The business implications of this shift could be profound. When users interact with technology in their own language, engagement rises, trust increases, and spending grows. We have seen this globally: the rise of Chinese-language digital ecosystems, Arabic financial technology (“fintech”), and Brazilian e-commerce — each driven by linguistic accessibility.
Emerging Asian and African markets are not exceptions; they are underserved opportunities. Nearly 4 billion people across these regions lack fluent English proficiency. They do use digital products, but with reduced confidence and engagement. A frictionless, familiar local-language interface would dramatically increase onboarding, retention, transaction volume, and overall digital participation.
Fintech, in particular, stands to benefit. The greatest barrier to digital payments in these regions is not infrastructure, but linguistic insecurity. Users hesitate to authorize transactions they cannot fully understand.

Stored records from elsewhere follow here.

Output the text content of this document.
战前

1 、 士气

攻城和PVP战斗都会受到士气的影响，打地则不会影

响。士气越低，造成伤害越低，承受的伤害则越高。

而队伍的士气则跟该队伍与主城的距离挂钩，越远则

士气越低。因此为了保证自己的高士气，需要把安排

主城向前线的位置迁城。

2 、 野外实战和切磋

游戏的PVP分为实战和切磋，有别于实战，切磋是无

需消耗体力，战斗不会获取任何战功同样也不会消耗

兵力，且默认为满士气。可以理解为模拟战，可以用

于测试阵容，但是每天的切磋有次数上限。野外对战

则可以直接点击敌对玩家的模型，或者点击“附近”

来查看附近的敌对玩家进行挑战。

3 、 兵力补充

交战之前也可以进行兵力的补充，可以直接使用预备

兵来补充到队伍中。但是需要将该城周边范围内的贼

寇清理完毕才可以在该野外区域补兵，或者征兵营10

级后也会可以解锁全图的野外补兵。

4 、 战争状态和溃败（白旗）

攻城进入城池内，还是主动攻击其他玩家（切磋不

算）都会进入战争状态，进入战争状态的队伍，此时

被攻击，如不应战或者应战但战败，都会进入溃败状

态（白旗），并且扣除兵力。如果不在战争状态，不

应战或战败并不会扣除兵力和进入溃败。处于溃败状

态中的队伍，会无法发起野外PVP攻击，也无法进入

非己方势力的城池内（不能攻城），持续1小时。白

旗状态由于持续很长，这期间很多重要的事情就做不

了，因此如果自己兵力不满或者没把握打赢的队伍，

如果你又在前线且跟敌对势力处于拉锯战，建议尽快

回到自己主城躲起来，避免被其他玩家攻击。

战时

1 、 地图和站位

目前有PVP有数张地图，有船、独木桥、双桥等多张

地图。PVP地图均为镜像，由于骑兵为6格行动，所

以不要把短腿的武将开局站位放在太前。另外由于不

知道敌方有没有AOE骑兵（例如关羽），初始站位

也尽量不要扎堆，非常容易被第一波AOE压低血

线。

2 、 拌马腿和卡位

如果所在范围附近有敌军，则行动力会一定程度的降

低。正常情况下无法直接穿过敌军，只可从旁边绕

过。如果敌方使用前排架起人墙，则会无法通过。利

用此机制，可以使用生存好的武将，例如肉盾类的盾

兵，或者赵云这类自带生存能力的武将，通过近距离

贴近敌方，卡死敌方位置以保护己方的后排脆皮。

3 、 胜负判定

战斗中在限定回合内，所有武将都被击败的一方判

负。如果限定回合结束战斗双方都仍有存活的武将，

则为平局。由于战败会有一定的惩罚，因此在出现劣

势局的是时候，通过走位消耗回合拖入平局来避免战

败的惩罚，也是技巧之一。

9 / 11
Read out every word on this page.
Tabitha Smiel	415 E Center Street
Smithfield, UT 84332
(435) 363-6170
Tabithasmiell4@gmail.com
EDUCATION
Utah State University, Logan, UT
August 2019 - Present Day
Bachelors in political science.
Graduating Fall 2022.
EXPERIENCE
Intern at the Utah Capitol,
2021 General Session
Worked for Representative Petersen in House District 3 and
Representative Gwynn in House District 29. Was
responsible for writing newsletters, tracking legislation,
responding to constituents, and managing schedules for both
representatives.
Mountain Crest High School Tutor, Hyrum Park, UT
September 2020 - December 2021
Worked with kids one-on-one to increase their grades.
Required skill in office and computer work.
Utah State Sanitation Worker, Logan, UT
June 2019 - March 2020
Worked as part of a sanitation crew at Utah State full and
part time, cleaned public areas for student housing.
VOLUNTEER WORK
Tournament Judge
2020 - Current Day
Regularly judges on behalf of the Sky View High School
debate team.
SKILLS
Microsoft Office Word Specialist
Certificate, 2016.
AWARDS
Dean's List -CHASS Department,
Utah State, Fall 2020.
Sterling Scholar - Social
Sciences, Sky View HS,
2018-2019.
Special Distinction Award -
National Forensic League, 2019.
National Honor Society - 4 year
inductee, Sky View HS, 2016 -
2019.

A clear, conversational interface would transform adoption of mobile wallets, banking, micro-payments, and e-commerce.
Demographics amplify this potential. Women, older adults, and less formally educated populations show the lowest English proficiency but the highest latent digital demand. These groups represent the next wave of fintech, e-commerce, and education technology (“edtech”) growth — but only if they receive the technology in their own language.
All of this potential has remained invisible because the industry misinterpreted early failures. When users rejected purist localized interfaces, Silicon Valley concluded that users preferred English. And that idea is still prevalent today.